Long-term high doses of aspirin or ibuprofen can lead to serious side effects like peptic ulcers (stomach or small intestinal ulcers) or kidney failure, says Mikhael. Your risk of peptic ulcers is higher when taking aspirin.

But unlike aspirin, ibuprofen can increase your risk of heart problems. This is why it is important to take the medicine as directed and only for the short term, not the long term, to avoid these serious side effects.

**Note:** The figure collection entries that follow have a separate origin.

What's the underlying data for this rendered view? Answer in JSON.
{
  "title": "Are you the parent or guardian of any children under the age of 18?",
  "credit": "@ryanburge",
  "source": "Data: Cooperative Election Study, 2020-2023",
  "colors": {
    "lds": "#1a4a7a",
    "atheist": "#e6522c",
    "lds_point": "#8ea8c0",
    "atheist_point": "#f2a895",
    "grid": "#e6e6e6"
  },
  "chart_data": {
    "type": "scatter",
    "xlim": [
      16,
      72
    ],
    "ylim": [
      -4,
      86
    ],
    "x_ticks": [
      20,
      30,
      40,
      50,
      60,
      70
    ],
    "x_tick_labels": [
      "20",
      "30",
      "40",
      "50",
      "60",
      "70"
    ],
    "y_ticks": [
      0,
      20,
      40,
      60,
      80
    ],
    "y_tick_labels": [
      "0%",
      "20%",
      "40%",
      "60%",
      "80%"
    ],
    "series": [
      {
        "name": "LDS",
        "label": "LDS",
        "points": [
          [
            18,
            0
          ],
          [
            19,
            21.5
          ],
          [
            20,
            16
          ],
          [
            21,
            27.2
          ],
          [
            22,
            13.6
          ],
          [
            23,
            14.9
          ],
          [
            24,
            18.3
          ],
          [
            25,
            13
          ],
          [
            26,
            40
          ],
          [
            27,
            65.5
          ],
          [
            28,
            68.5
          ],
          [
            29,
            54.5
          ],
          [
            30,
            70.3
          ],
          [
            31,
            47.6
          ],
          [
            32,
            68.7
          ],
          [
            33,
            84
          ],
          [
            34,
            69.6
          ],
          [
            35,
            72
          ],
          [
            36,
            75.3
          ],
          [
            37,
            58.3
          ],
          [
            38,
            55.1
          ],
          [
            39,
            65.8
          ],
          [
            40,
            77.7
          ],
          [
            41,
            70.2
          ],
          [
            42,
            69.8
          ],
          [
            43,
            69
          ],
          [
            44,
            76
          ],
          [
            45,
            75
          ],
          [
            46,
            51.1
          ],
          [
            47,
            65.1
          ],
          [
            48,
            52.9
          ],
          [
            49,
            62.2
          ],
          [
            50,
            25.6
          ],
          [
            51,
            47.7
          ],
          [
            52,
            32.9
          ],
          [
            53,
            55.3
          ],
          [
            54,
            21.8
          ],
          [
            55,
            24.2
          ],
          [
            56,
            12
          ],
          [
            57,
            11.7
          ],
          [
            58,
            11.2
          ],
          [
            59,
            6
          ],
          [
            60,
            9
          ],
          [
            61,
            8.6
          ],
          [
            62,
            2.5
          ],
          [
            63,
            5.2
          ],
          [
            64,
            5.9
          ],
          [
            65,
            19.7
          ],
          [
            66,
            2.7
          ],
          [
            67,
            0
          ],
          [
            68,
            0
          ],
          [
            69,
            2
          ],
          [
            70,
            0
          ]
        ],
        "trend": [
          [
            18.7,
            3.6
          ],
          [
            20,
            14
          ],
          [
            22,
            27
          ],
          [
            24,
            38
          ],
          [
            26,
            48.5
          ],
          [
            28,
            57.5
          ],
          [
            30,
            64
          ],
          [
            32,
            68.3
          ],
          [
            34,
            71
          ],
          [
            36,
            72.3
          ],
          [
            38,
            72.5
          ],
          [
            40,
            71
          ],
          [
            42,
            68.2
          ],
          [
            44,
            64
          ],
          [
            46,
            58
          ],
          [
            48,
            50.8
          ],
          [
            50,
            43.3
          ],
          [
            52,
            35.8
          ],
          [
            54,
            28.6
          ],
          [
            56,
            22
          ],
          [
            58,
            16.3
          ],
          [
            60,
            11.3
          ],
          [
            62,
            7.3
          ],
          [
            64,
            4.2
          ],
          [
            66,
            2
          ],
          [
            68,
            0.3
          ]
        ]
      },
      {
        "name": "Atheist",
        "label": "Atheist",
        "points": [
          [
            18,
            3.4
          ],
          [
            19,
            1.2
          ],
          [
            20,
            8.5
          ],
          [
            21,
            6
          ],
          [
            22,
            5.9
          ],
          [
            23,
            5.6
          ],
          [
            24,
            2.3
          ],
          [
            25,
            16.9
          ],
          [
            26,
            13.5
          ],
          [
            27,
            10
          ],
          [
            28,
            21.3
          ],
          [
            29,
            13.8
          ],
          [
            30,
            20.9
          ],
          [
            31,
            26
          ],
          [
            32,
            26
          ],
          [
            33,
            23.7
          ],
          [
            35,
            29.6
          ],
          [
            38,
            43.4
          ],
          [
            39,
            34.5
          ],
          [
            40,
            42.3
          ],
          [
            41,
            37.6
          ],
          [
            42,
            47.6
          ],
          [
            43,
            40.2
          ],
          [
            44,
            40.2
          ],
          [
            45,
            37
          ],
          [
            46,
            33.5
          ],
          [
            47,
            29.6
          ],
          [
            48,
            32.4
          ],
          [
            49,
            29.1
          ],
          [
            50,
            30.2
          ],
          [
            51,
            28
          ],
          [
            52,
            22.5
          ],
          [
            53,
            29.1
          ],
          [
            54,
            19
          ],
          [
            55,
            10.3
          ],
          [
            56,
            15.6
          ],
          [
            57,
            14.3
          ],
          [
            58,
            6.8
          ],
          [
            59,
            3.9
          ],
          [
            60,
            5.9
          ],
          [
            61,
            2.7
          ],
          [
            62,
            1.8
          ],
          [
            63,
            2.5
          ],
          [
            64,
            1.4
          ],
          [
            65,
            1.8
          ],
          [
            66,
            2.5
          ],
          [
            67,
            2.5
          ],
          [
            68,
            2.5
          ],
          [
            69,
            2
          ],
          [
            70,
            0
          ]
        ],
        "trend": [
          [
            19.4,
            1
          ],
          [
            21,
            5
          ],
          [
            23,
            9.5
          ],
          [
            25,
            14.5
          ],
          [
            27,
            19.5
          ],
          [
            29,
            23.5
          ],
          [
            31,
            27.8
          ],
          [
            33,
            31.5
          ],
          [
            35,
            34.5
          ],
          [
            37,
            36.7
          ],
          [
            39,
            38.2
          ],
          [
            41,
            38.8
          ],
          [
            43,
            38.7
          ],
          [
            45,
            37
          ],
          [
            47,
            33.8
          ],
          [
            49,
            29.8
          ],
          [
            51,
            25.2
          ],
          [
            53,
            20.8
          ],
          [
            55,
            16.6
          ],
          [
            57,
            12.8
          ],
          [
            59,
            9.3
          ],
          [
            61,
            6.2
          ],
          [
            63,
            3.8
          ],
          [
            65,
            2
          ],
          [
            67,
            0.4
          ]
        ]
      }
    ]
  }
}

Some people may need to avoid taking aspirin and ibuprofen together if they have certain medical conditions. Mikhael said the following groups of people may want to avoid aspirin due to an increased risk of related side effects:

  • People at high risk of bleeding
  • People with a history of kidney problems
  • People with a history of peptic ulcer disease or severe gastritis

The following groups of people may want to avoid taking ibuprofen due to an increased risk of associated side effects:

  • Person with a personal or family history of cardiovascular disease
  • People with a history of kidney problems
  • People with a history of peptic ulcer disease or severe gastritis

Also, if you are pregnant, you should not use either medication, Instead, Mikhael recommends choosing acetaminophen (Tylenol) if you need pain relievers during pregnancy.

The bottom line

Whether you take aspirin or ibuprofen mainly depends on personal preference, as they are indicated for use for the same conditions and both are at risk of serious side effects. If you are unsure whether these NSAIDs are right for you, consult your doctor before taking either of these medications to be sure it is safe and always take it as directed.